AAPG Annual Convention and Exhibition

Datapages, Inc.Print this page

Characterization of Faults on the Flanks of the Llano Uplift for Application to Understanding Seismogenic Faults in the Subsurface of the Fort Worth Basin

Abstract

Beginning in about 2008 the U.S. southern mid-continent has experienced a dramatic increase in the rate of seismicity including the Dallas-Ft. Worth metropolitan area. This increase has been attributed by many researchers to the activation of geologically-dormant faults by elevating ambient pore fluid pressure by brine injection thereby driving susceptible faults to a condition of rupture. These ruptures have occurred mainly in the crystalline basement and also within the overlying injection intervals along faults that have generally not been documented previously.

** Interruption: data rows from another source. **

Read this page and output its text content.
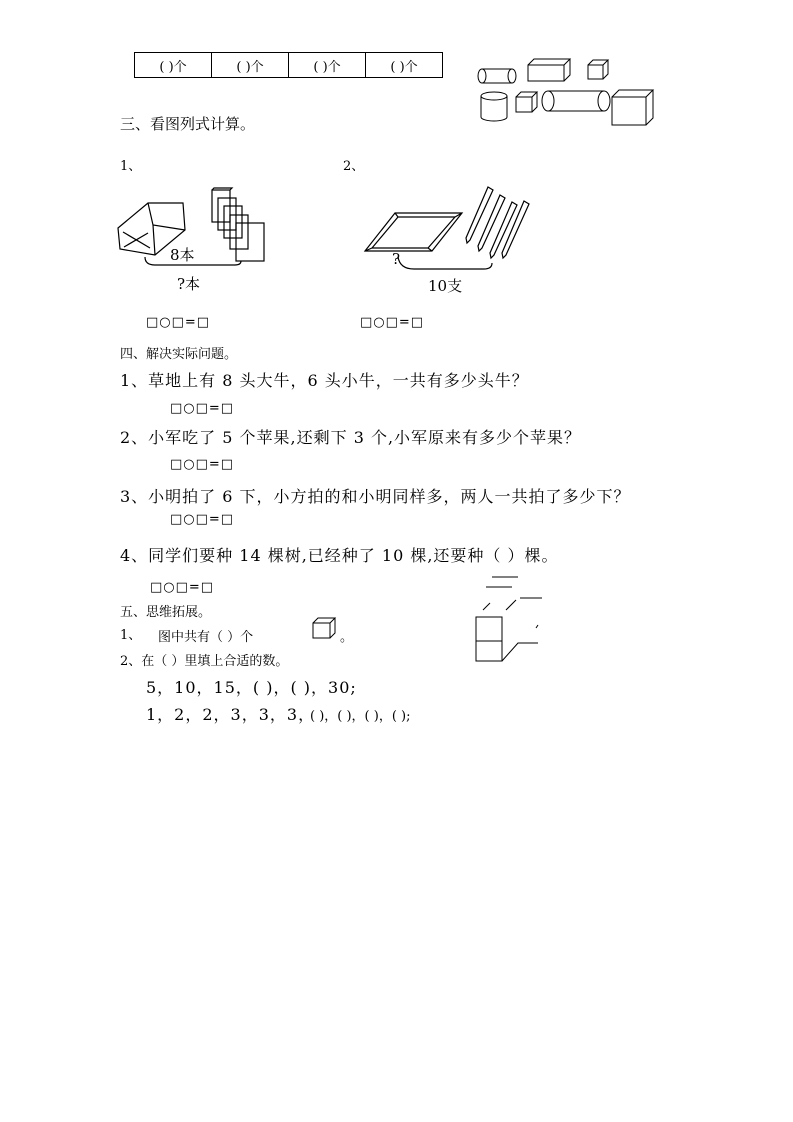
( )个	( )个	( )个	( )个
三、看图列式计算。
1、	2、
8本
?本
?
10支
□○□=□	□○□=□
四、解决实际问题。
1、草地上有 8 头大牛，6 头小牛，一共有多少头牛？
□○□=□
2、小军吃了 5 个苹果,还剩下 3 个,小军原来有多少个苹果？
□○□=□
3、小明拍了 6 下，小方拍的和小明同样多，两人一共拍了多少下？
□○□=□
4、同学们要种 14 棵树,已经种了 10 棵,还要种（ ）棵。
□○□=□
五、思维拓展。
1、 图中共有（ ）个	。
2、在（ ）里填上合适的数。
5，10，15，( )，( )，30;
1，2，2，3，3，3，
( )，( )，( )，( );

Assessment of the hydraulic continuity within the disposal zones and the connection into basement, presumably via faults and their damage zones, is of paramount importance in assessing the dynamic storage capacity of disposal intervals and under what conditions that capacity might be exceeded. Therefore our understanding of the geometric, kinematic, and hydraulic characteristics of these faults, and how they are influenced by in situ geomechanical conditions must be improved. The Llano Uplift of central Texas exposes Precambrian igneous and metamorphic basement, an abbreviated Paleozoic section including units equivalent to the Ellenburger Fm, and 50+ faults of the Llano fault zone (LFZ) which are geologically continuous to the NE with seismogenic faults of the Ft. Worth Basin (FWB). The LFZ formed in Pennsylvanian time when the region was flexed in the footwall of the encroaching Ouachita tectonic front which was synchronous with the development of the FWB. Faults of the LFZ are NNE- to ENE-striking, normal to normal-oblique, generally offset the Pc/Pz unconformity, and have throws of up to 1 km. Associated with the LFZ, previously mapped at 1:25,000 scale, are numerous smaller faults exposed in road cuts suitable for quantitative characterization including ortho-rectified 3D models obtained via areal drone. We will present the results of our fault characterization which includes construction of a 3D model of the LFZ as informed by structural analysis and outcrop-scale models. We will discuss fault length, height, attitude, mechanical stratigraphic controls, areal and volumetric density, fault zone properties, assessment of horizontal and vertical hydraulic continuity, assessment of how these faults would mechanically behave if subjected to representative in situ conditions of the FWB, and how they inform our understanding of earthquake sequences in the FWB.